A Major Heat Wave is on the Way — Here's How to Stay to Stay Cool and Safe

This weekend is going to be a scorcher.

Excessive heat will affect millions of people in the Midwest and Northeast, according to the National Weather Service. More than 130 million Americans are will be under a heat watch, warning or advisory on Friday and Saturday.

The max heat index — how hot your body feels when the temperature is combined with moisture in the air — will reach well over 100 degrees in New York City, Boston, Washington D.C., Chicago, Detroit, St. Louis and other cities, according to the NWS. And if that’s not bad enough, air quality will likely be poor due to haze and little air circulation.

So how can you stay safe? Follow these tips from the Red Cross:

  • Stay hydrated by drinking fluids. Avoid caffeine and alcohol, which can contribute to dehydration.
  • Never leave children or pets in your car.
  • Reach out to neighbors who do not have air conditioning, or who spend much of their time alone. Elderly people are especially affected by the heat and need to be checked on.
  • If you don’t have air conditioning, head indoors to a library, movie theater or mall during the hottest part of the day.
  • Wear loose-fitting, lightweight, light-colored clothing. Dark colors absorb the sun’s rays.
  • Stay indoors if possible. Postpone outdoor games and activities.
  • Avoid strenuous exercise. If you must work out, do it with a friend and take frequent breaks.
  • Check on animals frequently, making sure they have cool water.

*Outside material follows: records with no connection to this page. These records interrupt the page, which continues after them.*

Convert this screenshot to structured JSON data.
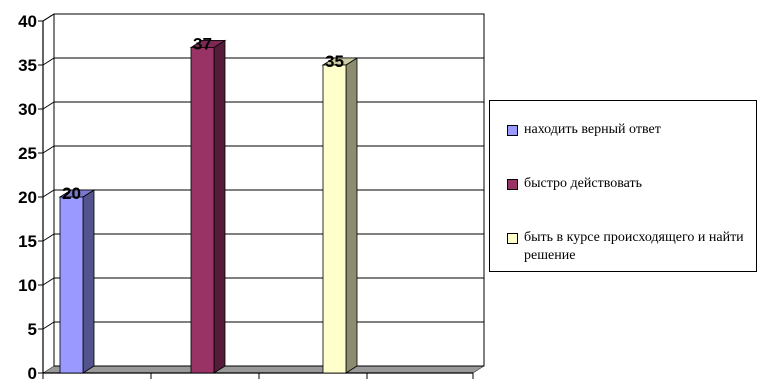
{
  "chart_data": {
    "type": "bar",
    "title": "",
    "xlabel": "",
    "ylabel": "",
    "ylim": [
      0,
      40
    ],
    "yticks": [
      0,
      5,
      10,
      15,
      20,
      25,
      30,
      35,
      40
    ],
    "grid": true,
    "legend_position": "right",
    "series": [
      {
        "name": "находить верный ответ",
        "values": [
          20
        ],
        "color": "#9999FF",
        "label": "20"
      },
      {
        "name": "быстро действовать",
        "values": [
          37
        ],
        "color": "#993366",
        "label": "37"
      },
      {
        "name": "быть в курсе происходящего и найти решение",
        "values": [
          35
        ],
        "color": "#FFFFCC",
        "label": "35"
      }
    ]
  },
  "legend": {
    "items": [
      {
        "label": "находить верный ответ",
        "color": "#9999FF"
      },
      {
        "label": "быстро действовать",
        "color": "#993366"
      },
      {
        "label": "быть в курсе происходящего и найти решение",
        "color": "#FFFFCC"
      }
    ]
  }
}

Above all, be aware of your body. When it gets this hot, people are at risk for heat-related illness, according to the Centers for Disease Control and Prevention.

Last year a Kansas teen with autism died on a walk on a 102-degree day, and a 63-year-old mail carrier died in her truck as temperatures in Los Angeles reached 117 degrees. In 2017 there were 87 heat-related deaths in the United States, according to the National Safety Council.

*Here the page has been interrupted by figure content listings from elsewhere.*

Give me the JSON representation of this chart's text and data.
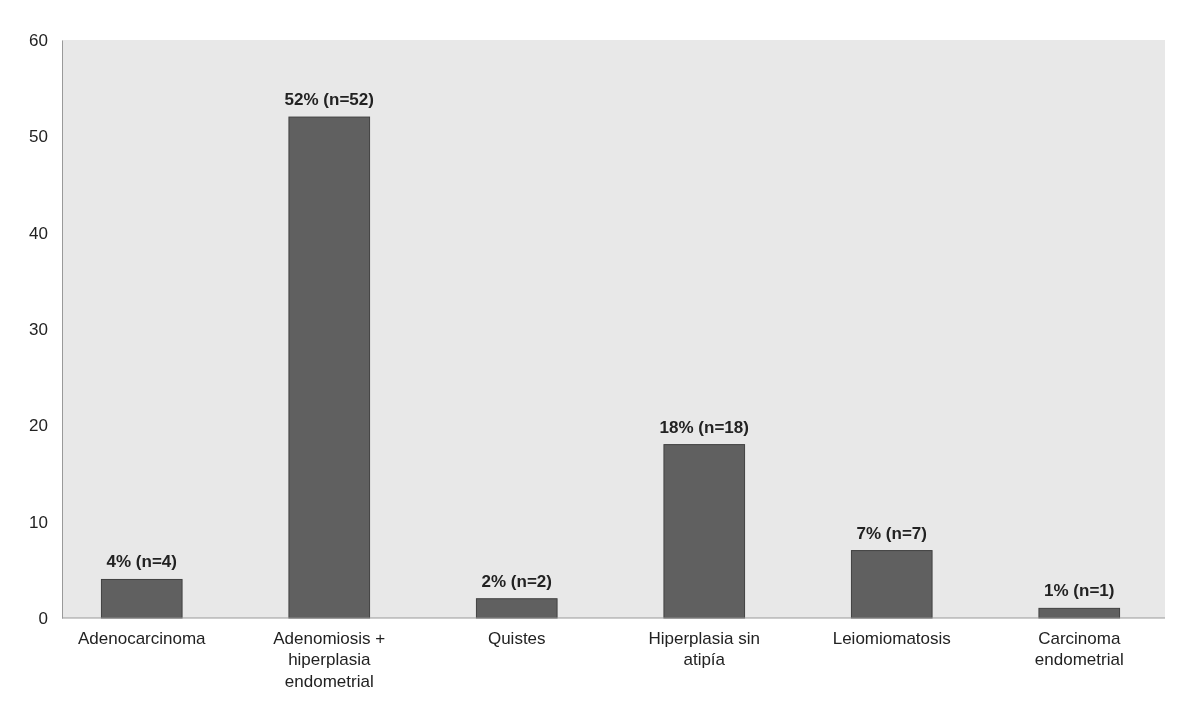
{
  "chart_data": {
    "type": "bar",
    "categories": [
      "Adenocarcinoma",
      "Adenomiosis + hiperplasia endometrial",
      "Quistes",
      "Hiperplasia sin atipía",
      "Leiomiomatosis",
      "Carcinoma endometrial"
    ],
    "values": [
      4,
      52,
      2,
      18,
      7,
      1
    ],
    "value_labels": [
      "4% (n=4)",
      "52% (n=52)",
      "2% (n=2)",
      "18% (n=18)",
      "7% (n=7)",
      "1% (n=1)"
    ],
    "color": "#606060",
    "ylim": [
      0,
      60
    ],
    "yticks": [
      0,
      10,
      20,
      30,
      40,
      50,
      60
    ],
    "grid": false
  }
}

People at greatest risk for heat-related illness include children up to age 4 and people over 65, people who are overweight or have existing medical conditions, and those who are socially isolated. Signs of heat exhaustion include cold, clammy skin; a fast, weak pulse; vomiting; weakness and fainting. Signs of heat stroke include body temperature of 103 degrees or higher; hot, red or dry skin; a fast, strong pulse; confusion and loss of consciousness.